Proyecto de Vanessa Chalá: Empezaron entrenando al aire libre pero ya tienen un espacio propio

IBARRA.- Decenas son las personas que tildan al barrio Azaya y a la parroquia Guayaquil de Alpachaca como una “zona roja”. Sin embargo, desde hace un año hay alguien que cree en el talento y en el potencial deportivo que existe en este populoso sector de la capital imbabureña. Se trata de Vanessa Chalá Minda.
El objetivo del proyecto
“La Fiera del Tatami”, en el barrio donde ella reside, montó su proyecto social y deportivo, mismo que durante su primer año de funcionamiento ha tenido un importante crecimiento.

A las niñas y niños de Azaya Centro y de otros barrios de la parroquia Alpachaca, Vanessa les dio la oportunidad de, a base de una disciplina como el judo, poder invertir su tiempo libre en una actividad productiva y, también, beneficiosa para la salud y para la mente.

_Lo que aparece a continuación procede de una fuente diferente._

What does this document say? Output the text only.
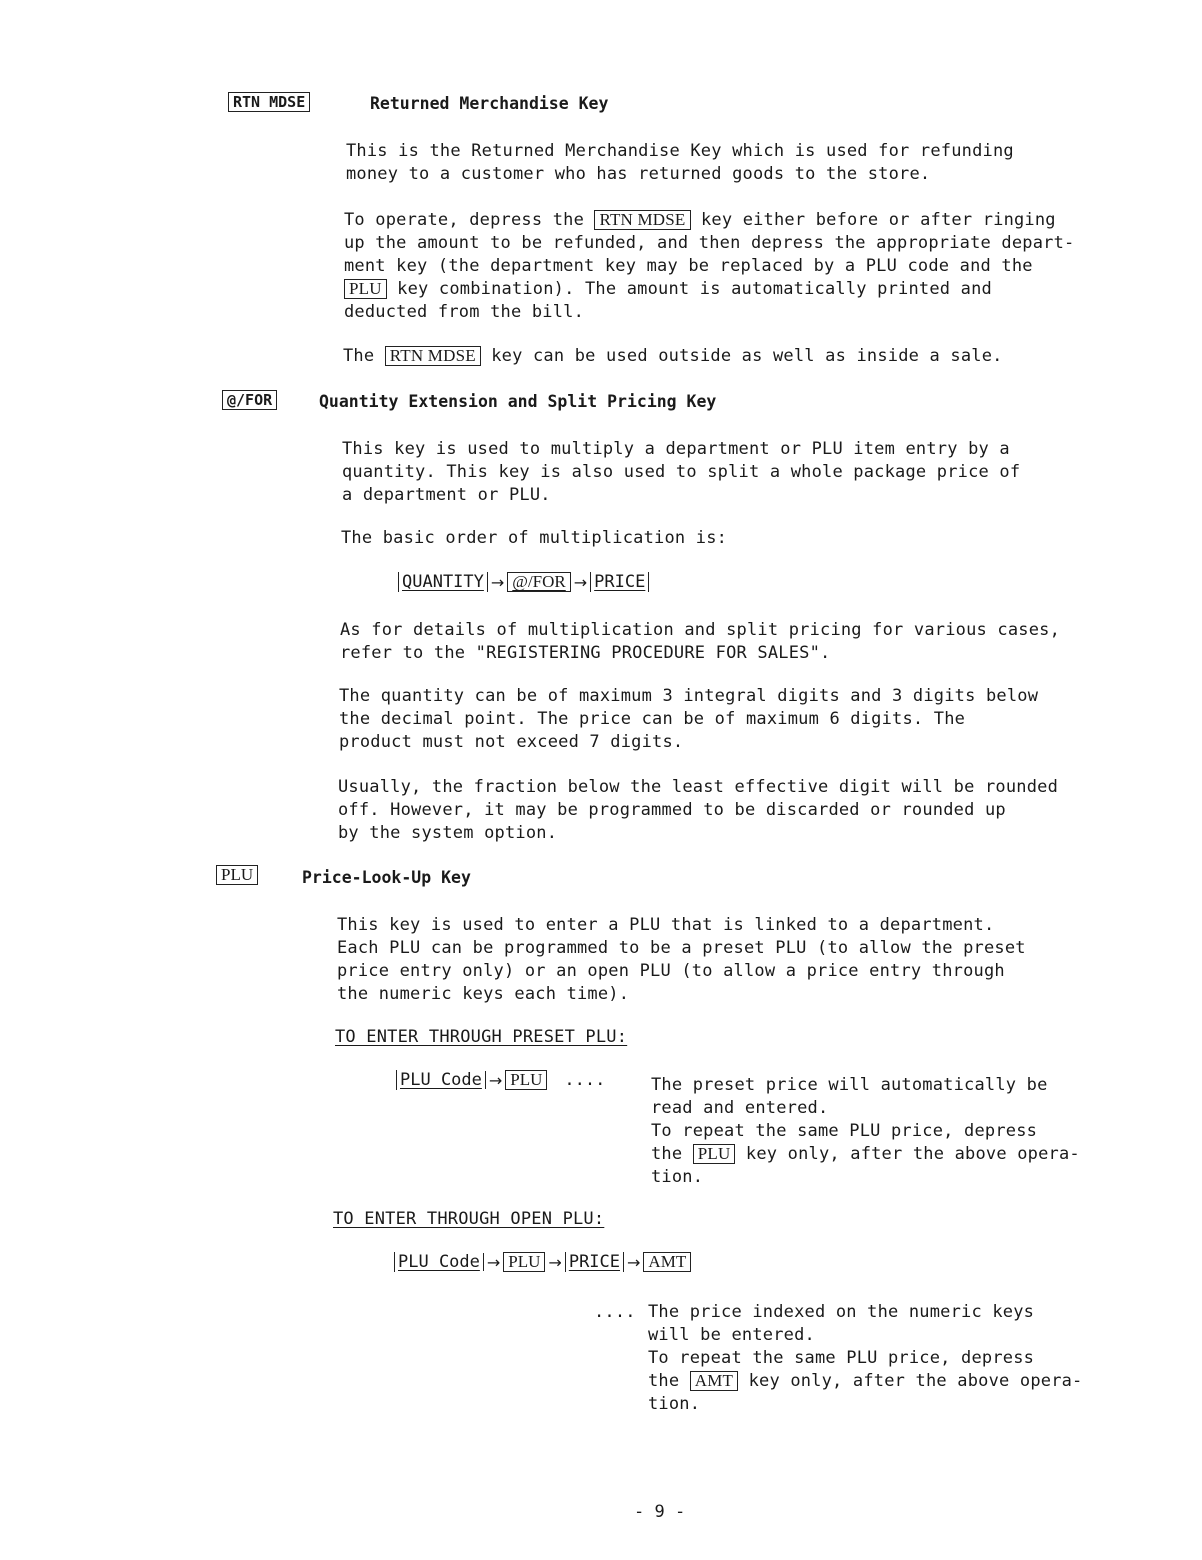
RTN MDSE	Returned Merchandise Key
This is the Returned Merchandise Key which is used for refunding
money to a customer who has returned goods to the store.
To operate, depress the RTN MDSE key either before or after ringing
up the amount to be refunded, and then depress the appropriate depart-
ment key (the department key may be replaced by a PLU code and the
PLU key combination). The amount is automatically printed and
deducted from the bill.
The RTN MDSE key can be used outside as well as inside a sale.
@/FOR	Quantity Extension and Split Pricing Key
This key is used to multiply a department or PLU item entry by a
quantity. This key is also used to split a whole package price of
a department or PLU.
The basic order of multiplication is:
QUANTITY → @/FOR → PRICE
As for details of multiplication and split pricing for various cases,
refer to the "REGISTERING PROCEDURE FOR SALES".
The quantity can be of maximum 3 integral digits and 3 digits below
the decimal point. The price can be of maximum 6 digits. The
product must not exceed 7 digits.
Usually, the fraction below the least effective digit will be rounded
off. However, it may be programmed to be discarded or rounded up
by the system option.
PLU	Price-Look-Up Key
This key is used to enter a PLU that is linked to a department.
Each PLU can be programmed to be a preset PLU (to allow the preset
price entry only) or an open PLU (to allow a price entry through
the numeric keys each time).
TO ENTER THROUGH PRESET PLU:
PLU Code → PLU ....	The preset price will automatically be
read and entered.
To repeat the same PLU price, depress
the PLU key only, after the above opera-
tion.
TO ENTER THROUGH OPEN PLU:
PLU Code → PLU → PRICE → AMT
.... The price indexed on the numeric keys
will be entered.
To repeat the same PLU price, depress
the AMT key only, after the above opera-
tion.
- 9 -
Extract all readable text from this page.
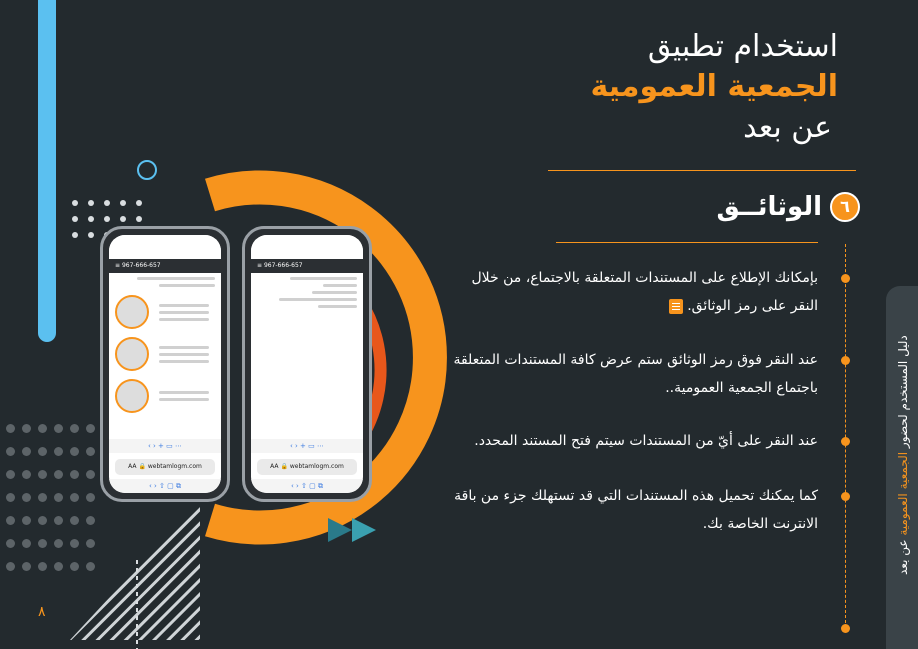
≡ 967-666-657
‹ › + ▭ ⋯
AA 🔒 webtamlogm.com
‹ › ⇧ ▢ ⧉
≡ 967-666-657
‹ › + ▭ ⋯
AA 🔒 webtamlogm.com
‹ › ⇧ ▢ ⧉
استخدام تطبيق
الجمعية العمومية
عن بعد
٦
الوثائــق
بإمكانك الإطلاع على المستندات المتعلقة بالاجتماع، من خلال
النقر على رمز الوثائق.
عند النقر فوق رمز الوثائق ستم عرض كافة المستندات المتعلقة
باجتماع الجمعية العمومية..
عند النقر على أيّ من المستندات سيتم فتح المستند المحدد.
كما يمكنك تحميل هذه المستندات التي قد تستهلك جزء من باقة
الانترنت الخاصة بك.
دليل المستخدم لحضور الجمعية العمومية عن بعد
٨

En ocasiones, la falta del recurso económico impide que los más pequeños puedan desplazarse a otros sectores de la ciudad para que puedan entrenar algún deporte. Pero Chalá llevó un gimnasio totalmente equipado a su barrio y, así, brindar esa oportunidad a las niñas y niños de su sector.

En el inicio de este proyecto deportivo y social, Chalá, deportista ecuatoriana que estuvo en los pasados Juegos Olímpicos “Tokio 2020+1”, trabajó al aire libre, precisamente en las instalaciones del polideportivo de Azaya Centro.

Fortalecen los valores
Arrancaron con 20 pequeños. Sin embargo, no tardó mucho en adquirir un espacio propio y, ahora, después de un año, se puede observar a alrededor de 50 deportistas entrenando judo.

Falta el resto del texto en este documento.